I scanned some chats from last week, and it seems we identified the issue(s) December 1. for the first time. Given anything else seems to be identical, could it be something related to changes in Hfst before that day that only affects builds on Windows? And as mentioned above, the only common thing among all failures is the use of flag diacritics, which is an area of trouble in past hfst versions.
Below is a screenshot that displays a list of words that should be accepted, together with the lexicon version and its build date.
The North Sami speller for MS Office has a regression, in that it does not anymore (compared to last week) accept derived proper nouns with initial lower case:
These are accepted by the command line speller (hfst-ospell -S se.zhfst), but not by the MS Office speller (*.msi package).

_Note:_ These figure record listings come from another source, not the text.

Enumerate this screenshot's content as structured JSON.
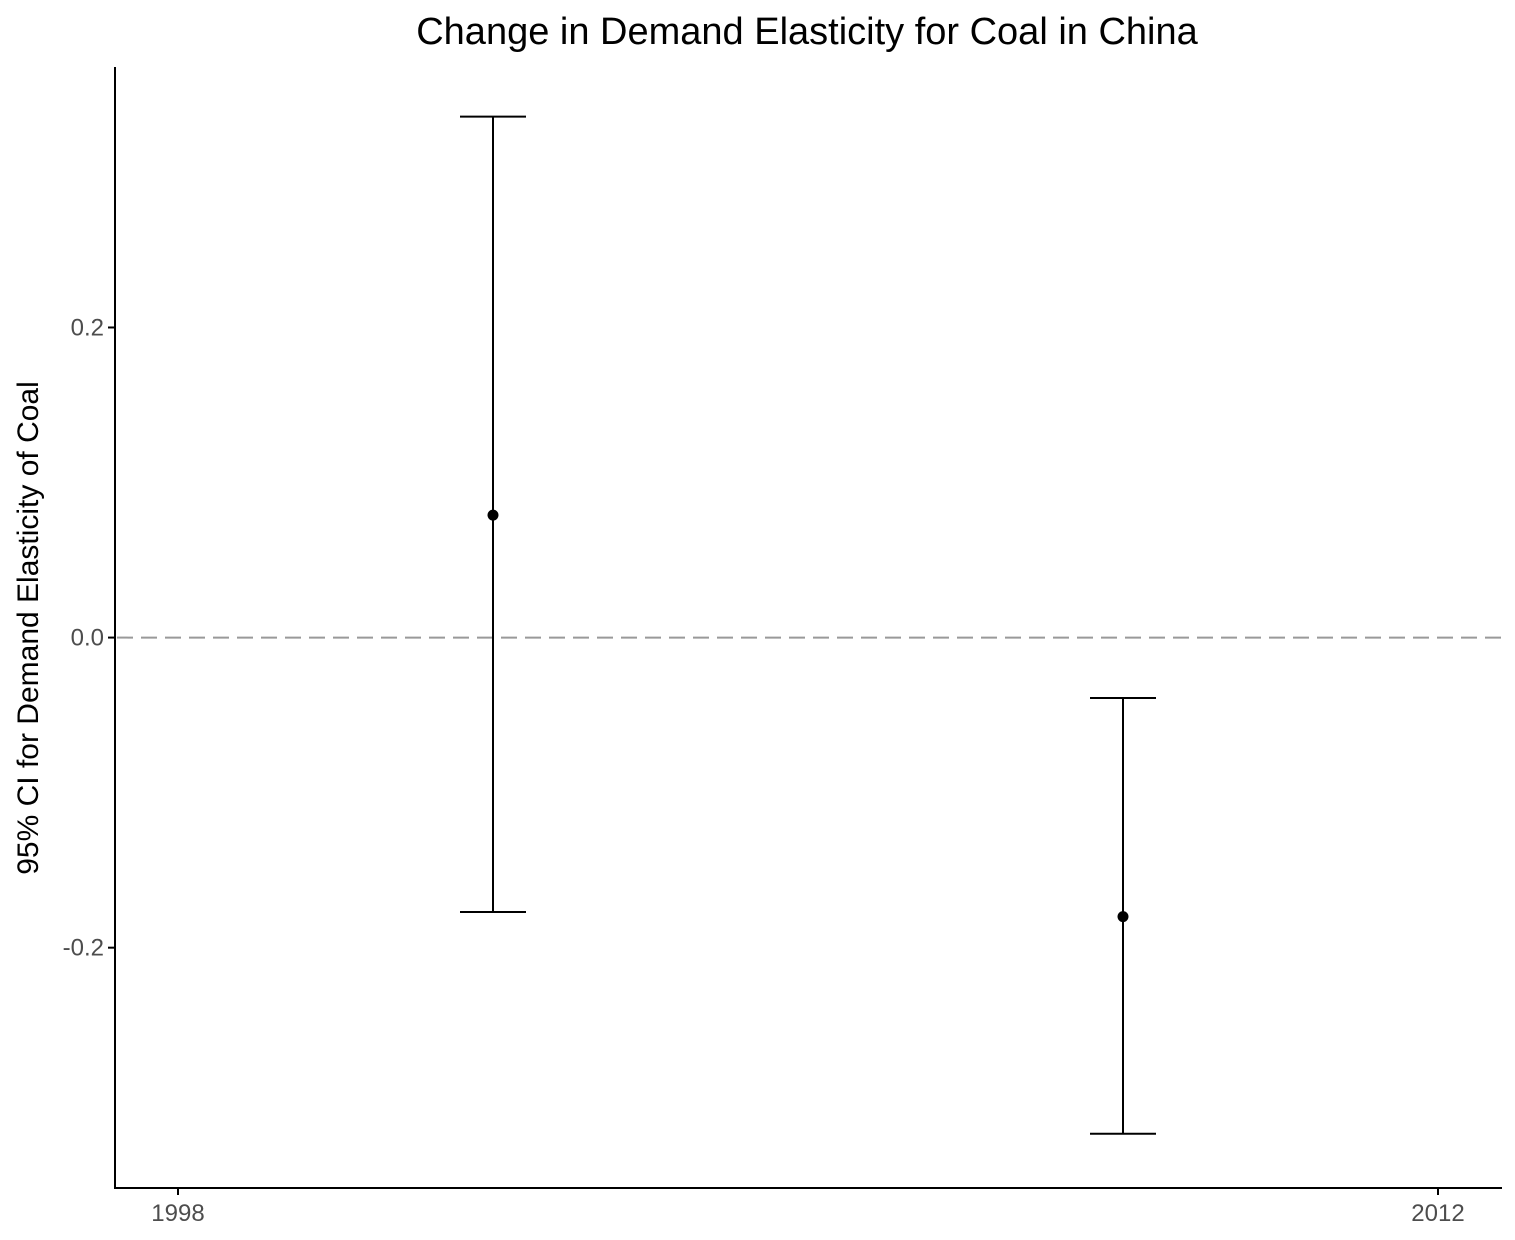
{
  "chart_data": {
    "type": "scatter",
    "title": "Change in Demand Elasticity for Coal in China",
    "xlabel": "",
    "ylabel": "95% CI for Demand Elasticity of Coal",
    "x_ticks": [
      "1998",
      "2012"
    ],
    "x_tick_values": [
      1998,
      2012
    ],
    "y_ticks": [
      "-0.2",
      "0.0",
      "0.2"
    ],
    "y_tick_values": [
      -0.2,
      0.0,
      0.2
    ],
    "xlim": [
      1997.3,
      2012.7
    ],
    "ylim": [
      -0.355,
      0.368
    ],
    "reference_line": {
      "y": 0.0,
      "style": "dashed",
      "color": "#999999"
    },
    "points": [
      {
        "x": 2001.5,
        "y": 0.079,
        "ci_low": -0.177,
        "ci_high": 0.336
      },
      {
        "x": 2008.5,
        "y": -0.18,
        "ci_low": -0.32,
        "ci_high": -0.039
      }
    ],
    "grid": false,
    "legend": "none",
    "colors": {
      "marks": "#000000",
      "axis": "#000000",
      "tick_text": "#4d4d4d"
    }
  }
}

Because of this diff, I suspect there is something with the nightly build environment that causes the issue. I have updated our test files with test cases for these words, and running "make check" on the built speller fst's should reveal issues related to the build system, if any. "make check" succeeds on my system, and should also on the build system (there are a couple of cases of known fails, but they are properly marked, so should not break the testing).
"make check" is only known to pass for SME, I have not tested the other languages yet.
There are a number of other regressions as well, and they all point in the direction of (im)proper handling of flag diacritics. It might be changes in hfst that has caused these regressions (my hfst installation is from nov. 27).